Chichester, chairman of the Senate Finance Committee, delivered a charged speech in Tysons Corner about the need for greater investment, increased coordination with developers on land-use decisions and more creativity in finding solutions.
"Under current policies and funding constraints, there's no way we can meet the challenge," Chichester told business leaders, lobbyists and elected officials. "I believe the issue is too important to cast aside."
During the 2004 General Assembly session, Chichester proposed raising an assortment of fees to increase transportation funding by $800 million a year, but the plan was dropped during tense negotiations about the budget and taxes.
Chichester said yesterday that he would favor raising a range of "user fees" during next year's session to generate money for major and secondary road and rail projects. But he would not say whether he would pursue a plan as ambitious as his previous one.
He also said developers should bear more of the burden for road costs and perhaps should maintain roads in new subdivisions for five years or more after they are built. Those roads now are turned over to the Virginia Department of Transportation after one year and contribute to the agency's escalating maintenance costs.
Chichester is one of many elected officials looking at ways to solve the state's transportation problems. House Speaker William J. Howell (R-Stafford) has appointed a committee of GOP delegates to come up with ideas. Gov. Mark R. Warner (D) has said he is developing a plan, and others want to raise gas taxes to fund projects.
Two weeks ago, a group of Republican lawmakers from Northern Virginia also came to Tysons Corner to explain their plan to borrow billions against revenue from a tax residents pay on home, life and auto insurance premiums for road and rail projects. Backers said an expected $700 million budget surplus would replace the tax revenue, which goes into the state's general fund.
Chichester blasted that plan, saying that the state should not use general fund money to pay for transportation projects and that commitments already have been made using any excess revenue.

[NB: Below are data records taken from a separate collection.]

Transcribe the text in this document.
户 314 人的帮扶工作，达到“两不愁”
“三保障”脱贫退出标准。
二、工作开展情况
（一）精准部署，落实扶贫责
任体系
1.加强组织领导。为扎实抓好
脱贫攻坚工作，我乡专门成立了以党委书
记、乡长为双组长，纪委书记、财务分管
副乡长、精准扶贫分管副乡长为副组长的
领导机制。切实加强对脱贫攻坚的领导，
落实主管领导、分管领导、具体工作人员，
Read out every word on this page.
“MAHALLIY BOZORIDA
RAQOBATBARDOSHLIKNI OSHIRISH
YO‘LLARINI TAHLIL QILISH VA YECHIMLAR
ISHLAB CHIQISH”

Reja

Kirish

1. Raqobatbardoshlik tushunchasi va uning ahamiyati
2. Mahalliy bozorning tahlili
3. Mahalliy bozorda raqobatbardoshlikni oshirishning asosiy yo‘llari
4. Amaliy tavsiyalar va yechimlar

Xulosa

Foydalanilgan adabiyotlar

He said those funds should go toward cutting food taxes sooner than planned, stopping the practice of making retailers pay some sales taxes early and fulfilling the capital spending needs of colleges.
Addressing concerns from some in the crowd, Chichester said that he would not back off from money-raising efforts even though members of the House of Delegates may be reluctant to take on the tricky issue in a year when they all face reelection.
Some in the audience said they were heartened to hear that the 2005 General Assembly session would focus on transportation issues.
"I have a sense that it's going to get done," said John G. Milliken, an lawyer with Venable LLP and a former Virginia transportation secretary. "People recognize the problem is there, and the issue now is how we resolve it."